During the mayoral race several candidates voiced strong criticism of the proposed program. Mayoral hopeful Willie Brown sent out a mailer to more than 100,000 voters pledging to terminate the program immediately if he is elected.
Critics of mandatory direct rent have suggested that Jordan’s poor showing in recent polls may have influenced the rescheduling of the hearing, though DSS director Brian Cahill told the Bay Guardian that Jordan’s low polling numbers were not the reason the meeting date was changed. He added, however, that implementation could be affected if Brown wins the Dec. 12 runoff.

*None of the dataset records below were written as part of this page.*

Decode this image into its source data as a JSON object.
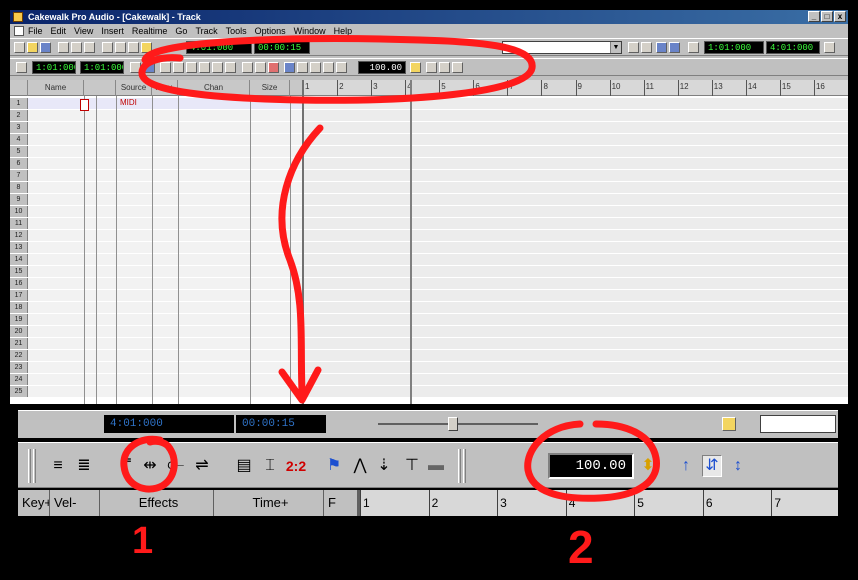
{
  "window": {
    "title": "Cakewalk Pro Audio - [Cakewalk] - Track",
    "controls": [
      "_",
      "□",
      "x"
    ]
  },
  "menubar": [
    "File",
    "Edit",
    "View",
    "Insert",
    "Realtime",
    "Go",
    "Track",
    "Tools",
    "Options",
    "Window",
    "Help"
  ],
  "toolbar1": {
    "counter": "4:01:000",
    "counter2": "00:00:15",
    "right_counter": "1:01:000",
    "right_counter2": "4:01:000"
  },
  "toolbar2": {
    "left_counter": "1:01:000",
    "left_counter2": "1:01:000",
    "tempo": "100.00"
  },
  "track_columns": [
    "Name",
    "Source",
    "Key+",
    "Chan",
    "Size"
  ],
  "ruler_marks": [
    "1",
    "2",
    "3",
    "4",
    "5",
    "6",
    "7",
    "8",
    "9",
    "10",
    "11",
    "12",
    "13",
    "14",
    "15",
    "16"
  ],
  "track_numbers": [
    "1",
    "2",
    "3",
    "4",
    "5",
    "6",
    "7",
    "8",
    "9",
    "10",
    "11",
    "12",
    "13",
    "14",
    "15",
    "16",
    "17",
    "18",
    "19",
    "20",
    "21",
    "22",
    "23",
    "24",
    "25"
  ],
  "track1_source": "MIDI",
  "zoomed": {
    "counter_left": "4:01:000",
    "counter_left2": "00:00:15",
    "tempo": "100.00",
    "labels_2_2": "2:2",
    "headers": [
      "Key+",
      "Vel-",
      "Effects",
      "Time+",
      "F"
    ],
    "ruler": [
      "1",
      "2",
      "3",
      "4",
      "5",
      "6",
      "7"
    ]
  },
  "annotations": {
    "label_one": "1",
    "label_two": "2",
    "color": "#ff1a1a"
  }
}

“We got this big package on Monday from the [plaintiffs’] attorneys, and we decided to put the hearing off until January, but we’re still on the same track,” Cahill said. “Were there to be a new mayor, his decision would be a factor here. That’s his prerogative, and we would respect that prerogative. On the other hand, I think [the program] is good public policy, and I hope I get a chance to explain that position.”
Randy Shaw, executive director of the Tenderloin Housing Clinic, told the Bay Guardian he thinks this might be the end of Prop. N. “It was a bad idea whose time is gone,” he said. “The concept drew support, but the reality was a problem. I don’t see this program happening now.”